Question

How do you simplify the square root of $275?$

Answer 1

Hint: A positive integer, when multiplied by itself gives the square of a number. The square root of the square of an integer gives the original number. To find the square root of $275$ , we simply need to factorize the given number inside the square root and then take out the repeating number and write it once outside the square root.

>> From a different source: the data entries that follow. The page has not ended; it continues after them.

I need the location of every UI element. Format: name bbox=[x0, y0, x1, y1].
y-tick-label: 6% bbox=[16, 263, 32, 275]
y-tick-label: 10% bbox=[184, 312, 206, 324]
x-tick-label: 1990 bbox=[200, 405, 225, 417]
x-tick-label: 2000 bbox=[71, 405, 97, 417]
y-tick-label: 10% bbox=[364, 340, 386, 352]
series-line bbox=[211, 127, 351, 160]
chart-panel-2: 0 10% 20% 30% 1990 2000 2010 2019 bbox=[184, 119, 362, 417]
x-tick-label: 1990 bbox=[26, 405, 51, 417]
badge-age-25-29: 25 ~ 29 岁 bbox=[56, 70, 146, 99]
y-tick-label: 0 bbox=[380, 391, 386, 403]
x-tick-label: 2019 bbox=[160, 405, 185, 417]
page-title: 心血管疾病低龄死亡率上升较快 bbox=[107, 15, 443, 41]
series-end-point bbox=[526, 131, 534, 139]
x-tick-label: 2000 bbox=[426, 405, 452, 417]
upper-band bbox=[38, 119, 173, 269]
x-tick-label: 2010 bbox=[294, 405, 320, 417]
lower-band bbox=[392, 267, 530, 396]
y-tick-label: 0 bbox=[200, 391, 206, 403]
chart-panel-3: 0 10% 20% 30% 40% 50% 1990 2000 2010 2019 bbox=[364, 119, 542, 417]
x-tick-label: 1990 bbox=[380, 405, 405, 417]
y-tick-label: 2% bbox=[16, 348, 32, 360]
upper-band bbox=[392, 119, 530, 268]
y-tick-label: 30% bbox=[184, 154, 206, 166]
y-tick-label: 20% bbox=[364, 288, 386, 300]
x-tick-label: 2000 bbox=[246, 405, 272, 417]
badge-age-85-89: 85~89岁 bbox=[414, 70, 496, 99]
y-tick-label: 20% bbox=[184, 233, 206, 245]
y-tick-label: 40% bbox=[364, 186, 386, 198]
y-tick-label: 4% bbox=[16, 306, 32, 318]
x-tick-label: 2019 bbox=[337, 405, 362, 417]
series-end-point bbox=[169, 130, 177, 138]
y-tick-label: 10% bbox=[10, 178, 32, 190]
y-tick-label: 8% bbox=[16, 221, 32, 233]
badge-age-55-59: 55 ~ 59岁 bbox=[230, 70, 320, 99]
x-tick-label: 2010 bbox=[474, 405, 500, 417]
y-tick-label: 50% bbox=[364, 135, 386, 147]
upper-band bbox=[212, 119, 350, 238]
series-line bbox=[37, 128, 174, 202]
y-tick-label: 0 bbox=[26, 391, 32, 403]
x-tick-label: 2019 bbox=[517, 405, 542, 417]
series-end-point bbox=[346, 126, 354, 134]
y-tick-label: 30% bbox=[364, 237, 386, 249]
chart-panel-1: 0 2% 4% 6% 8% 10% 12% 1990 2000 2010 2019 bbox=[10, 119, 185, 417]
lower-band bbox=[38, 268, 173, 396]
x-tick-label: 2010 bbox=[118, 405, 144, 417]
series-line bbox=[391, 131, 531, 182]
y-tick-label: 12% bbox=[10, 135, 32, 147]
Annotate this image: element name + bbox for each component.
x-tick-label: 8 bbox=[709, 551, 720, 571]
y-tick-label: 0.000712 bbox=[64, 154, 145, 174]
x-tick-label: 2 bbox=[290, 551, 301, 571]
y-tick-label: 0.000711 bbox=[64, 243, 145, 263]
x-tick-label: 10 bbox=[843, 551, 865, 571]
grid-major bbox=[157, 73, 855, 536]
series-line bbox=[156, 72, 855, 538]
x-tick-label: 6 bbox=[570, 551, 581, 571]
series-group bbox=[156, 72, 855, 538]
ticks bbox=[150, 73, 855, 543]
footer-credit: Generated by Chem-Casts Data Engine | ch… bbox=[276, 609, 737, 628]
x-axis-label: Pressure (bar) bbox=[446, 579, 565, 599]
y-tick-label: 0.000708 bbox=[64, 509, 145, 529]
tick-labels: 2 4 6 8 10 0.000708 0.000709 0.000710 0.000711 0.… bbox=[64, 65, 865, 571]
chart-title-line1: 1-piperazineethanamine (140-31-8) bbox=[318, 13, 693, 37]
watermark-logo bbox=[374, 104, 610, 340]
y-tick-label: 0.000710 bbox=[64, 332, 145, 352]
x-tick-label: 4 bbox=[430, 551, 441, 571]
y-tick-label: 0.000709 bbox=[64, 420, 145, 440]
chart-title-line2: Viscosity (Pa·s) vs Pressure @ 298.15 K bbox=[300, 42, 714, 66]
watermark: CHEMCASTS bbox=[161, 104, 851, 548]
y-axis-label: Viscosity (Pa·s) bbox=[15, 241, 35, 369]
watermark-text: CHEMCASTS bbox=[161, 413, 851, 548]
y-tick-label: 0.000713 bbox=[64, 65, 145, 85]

Complete step-by-step solution:
To simplify the square root of $275$ , first of all factorize $275$ .
Factors of $275=5\times 5\times 11$
 $$\begin{gathered} \Rightarrow \sqrt{275}=\sqrt{5\times 55} \\ \Rightarrow \sqrt{275}=\sqrt{5\times 5\times 11} \end{gathered}$$
Here, $5$ is repeated two times, so we write it as $5^2$ inside the square root.
 $\Rightarrow \sqrt{275}=\sqrt{{\left(5\right)}^2\times 11}$
Now, we know that we can cancel square and square root and we can take the term out of square root.
 $\Rightarrow \sqrt{275}=5\sqrt{11}$
This is the final form and our final answer.
We can also write it in decimal form by writing the value of $\sqrt{11}$ .
We know that the value of $\sqrt{11}$ is $3.3166$ . So, by multiplying it with $5$ , we get our answer in decimal form.
 $$\begin{gathered} \Rightarrow \sqrt{275}=5\times 3.3166 \\ \Rightarrow \sqrt{275}=16.5831 \end{gathered}$$

Hence, the simplified form of $\sqrt{275}$ is $5\sqrt{11}$ and the decimal form is $16.5831$ .

Note: Here, the symbol ${}^{\prime }{\sqrt{}}^{\prime }$ is called Radical and the number inside the symbol is called a radicand. Square root of any number is calculated by prime factoring the given number inside the square root itself. Prime factorization means expressing the number in the form of a product of the prime numbers used to construct the number.